Abbaye de femmes des Clairets,Perche, fin janvier 1308
    Plaisance, mère abbesse de l'abbaye des Clairets, avançait d'un pas vif vers l'abbatiale Notre-Dame. D'interminables écritures l'avaient retardée. Complies* ne tarderait pas. Elle inspira bouche ouverte, grisée par la légèreté de l'air glacial de ce début de nuit, qui la revigorait.
    Une cavalcade derrière elle. Une supplette 1 , de toute évidence affolée, la rattrapa, plaquant sa paume contre son flanc pour lutter contre un point de côté.
    – Ma mère, ma mère, couina la très jeune fille en s'affalant presque sur Plaisance.
    – Quoi ? Que se passe-t-il ?
    – Une horde de gueux avec d'horribles trognes… Armés, m'a-t-on dit… de faux et même de pertuisanes 2 de fortune… Ils tentent d'enfoncer la porterie Majeure. Ah, mon Dieu, ma mère, ils vont nous égorger ou pire… Il vous faut mander les hommes du bailli au plus vite, dépêcher notre messager 3 …
    Un petit attroupement de moniales en pleine incompréhension ou déjà effarouchées les entourait maintenant.

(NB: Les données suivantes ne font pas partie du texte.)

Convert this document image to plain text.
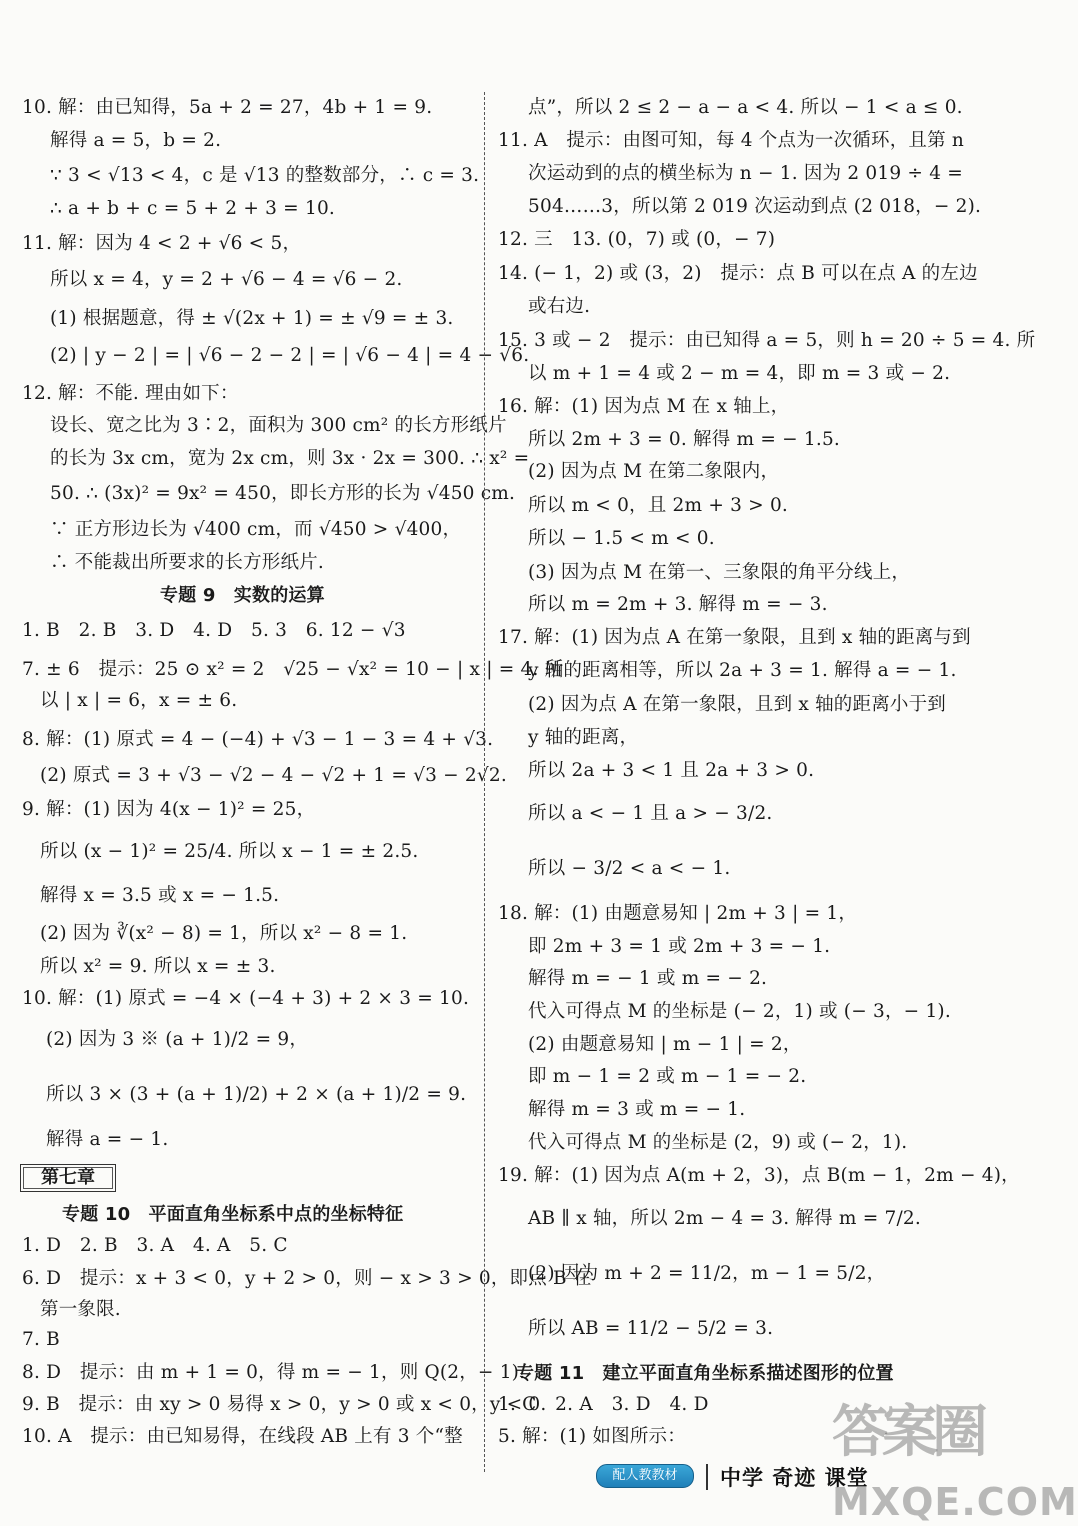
10. 解：由已知得，5a + 2 = 27，4b + 1 = 9.
解得 a = 5，b = 2.
∵ 3 < √13 < 4，c 是 √13 的整数部分，∴ c = 3.
∴ a + b + c = 5 + 2 + 3 = 10.
11. 解：因为 4 < 2 + √6 < 5，
所以 x = 4，y = 2 + √6 − 4 = √6 − 2.
(1) 根据题意，得 ± √(2x + 1) = ± √9 = ± 3.
(2) | y − 2 | = | √6 − 2 − 2 | = | √6 − 4 | = 4 − √6.
12. 解：不能. 理由如下：
设长、宽之比为 3∶2，面积为 300 cm² 的长方形纸片
的长为 3x cm，宽为 2x cm，则 3x · 2x = 300. ∴ x² =
50. ∴ (3x)² = 9x² = 450，即长方形的长为 √450 cm.
∵ 正方形边长为 √400 cm，而 √450 > √400，
∴ 不能裁出所要求的长方形纸片.
专题 9　实数的运算
1. B　2. B　3. D　4. D　5. 3　6. 12 − √3
7. ± 6　提示：25 ⊙ x² = 2　√25 − √x² = 10 − | x | = 4. 所
以 | x | = 6，x = ± 6.
8. 解：(1) 原式 = 4 − (−4) + √3 − 1 − 3 = 4 + √3.
(2) 原式 = 3 + √3 − √2 − 4 − √2 + 1 = √3 − 2√2.
9. 解：(1) 因为 4(x − 1)² = 25，
所以 (x − 1)² = 25/4. 所以 x − 1 = ± 2.5.
解得 x = 3.5 或 x = − 1.5.
(2) 因为 ∛(x² − 8) = 1，所以 x² − 8 = 1.
所以 x² = 9. 所以 x = ± 3.
10. 解：(1) 原式 = −4 × (−4 + 3) + 2 × 3 = 10.
(2) 因为 3 ※ (a + 1)/2 = 9，
所以 3 × (3 + (a + 1)/2) + 2 × (a + 1)/2 = 9.
解得 a = − 1.
第七章
专题 10　平面直角坐标系中点的坐标特征
1. D　2. B　3. A　4. A　5. C
6. D　提示：x + 3 < 0，y + 2 > 0，则 − x > 3 > 0，即点 B 在
第一象限.
7. B
8. D　提示：由 m + 1 = 0，得 m = − 1，则 Q(2，− 1).
9. B　提示：由 xy > 0 易得 x > 0，y > 0 或 x < 0，y < 0.
10. A　提示：由已知易得，在线段 AB 上有 3 个“整
点”，所以 2 ≤ 2 − a − a < 4. 所以 − 1 < a ≤ 0.
11. A　提示：由图可知，每 4 个点为一次循环，且第 n
次运动到的点的横坐标为 n − 1. 因为 2 019 ÷ 4 =
504……3，所以第 2 019 次运动到点 (2 018，− 2).
12. 三　13. (0，7) 或 (0，− 7)
14. (− 1，2) 或 (3，2)　提示：点 B 可以在点 A 的左边
或右边.
15. 3 或 − 2　提示：由已知得 a = 5，则 h = 20 ÷ 5 = 4. 所
以 m + 1 = 4 或 2 − m = 4，即 m = 3 或 − 2.
16. 解：(1) 因为点 M 在 x 轴上，
所以 2m + 3 = 0. 解得 m = − 1.5.
(2) 因为点 M 在第二象限内，
所以 m < 0，且 2m + 3 > 0.
所以 − 1.5 < m < 0.
(3) 因为点 M 在第一、三象限的角平分线上，
所以 m = 2m + 3. 解得 m = − 3.
17. 解：(1) 因为点 A 在第一象限，且到 x 轴的距离与到
y 轴的距离相等，所以 2a + 3 = 1. 解得 a = − 1.
(2) 因为点 A 在第一象限，且到 x 轴的距离小于到
y 轴的距离，
所以 2a + 3 < 1 且 2a + 3 > 0.
所以 a < − 1 且 a > − 3/2.
所以 − 3/2 < a < − 1.
18. 解：(1) 由题意易知 | 2m + 3 | = 1，
即 2m + 3 = 1 或 2m + 3 = − 1.
解得 m = − 1 或 m = − 2.
代入可得点 M 的坐标是 (− 2，1) 或 (− 3，− 1).
(2) 由题意易知 | m − 1 | = 2，
即 m − 1 = 2 或 m − 1 = − 2.
解得 m = 3 或 m = − 1.
代入可得点 M 的坐标是 (2，9) 或 (− 2，1).
19. 解：(1) 因为点 A(m + 2，3)，点 B(m − 1，2m − 4)，
AB ∥ x 轴，所以 2m − 4 = 3. 解得 m = 7/2.
(2) 因为 m + 2 = 11/2，m − 1 = 5/2，
所以 AB = 11/2 − 5/2 = 3.
专题 11　建立平面直角坐标系描述图形的位置
1. C　2. A　3. D　4. D
5. 解：(1) 如图所示：
配人教教材	中学 奇迹 课堂
答案圈
MXQE.COM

    La voix de la supplette gagna en ampleur, montant dans le suraigu, indiquant que la crise nerveuse était proche.
    – La servante portière 4 tente de les dissuader. Elle a appelé à la rescousse les hommes capables de se battre. Mon Dieu… Mon Dieu, protégez-nous…
    Alternant de la stupéfaction à l'alarme, Plaisance tenta de rassembler ses esprits.
    – Des gueux, dites-vous ? Pas des soldats, ni même des ribauds sans solde ? C'est insensé ! Des gueux ne s'en prendraient jamais à un monastère, même en horde. Quant aux soldats, ils reculeraient devant les supplices qui ne manqueraient pas de leur échoir s'ils commettaient un tel crime contre Dieu.
    Affichant plus d'aplomb qu'elle n'en ressentait, elle se dégagea de sa fille qui se cramponnait à ses épaules et rebroussa chemin en direction de la porterie Majeure, située en face des caves et des celliers.
    Des cris, des invectives, des obscénités fusaient lorsque, escortée d'une demi-douzaine de moniales tremblantes, l'abbesse rejoignit le groupe tassé derrière l'huis épais, renforcé de traverses cloutées. Les torches dansaient au-dessus des têtes. Une sensation fugace traversa Plaisance. La haine était un mur, aussi palpable que les pierres. La haine s'attrapait à la façon d'une mauvaise fièvre pulmonaire. Leur haine à tous pour ceux du dehors, qui qu'ils fussent, lui souffleta le visage.
    – Faites passage ! ordonna-t-elle à la marée humaine agglutinée derrière le judas. La marée qui menaçait de se déchaîner.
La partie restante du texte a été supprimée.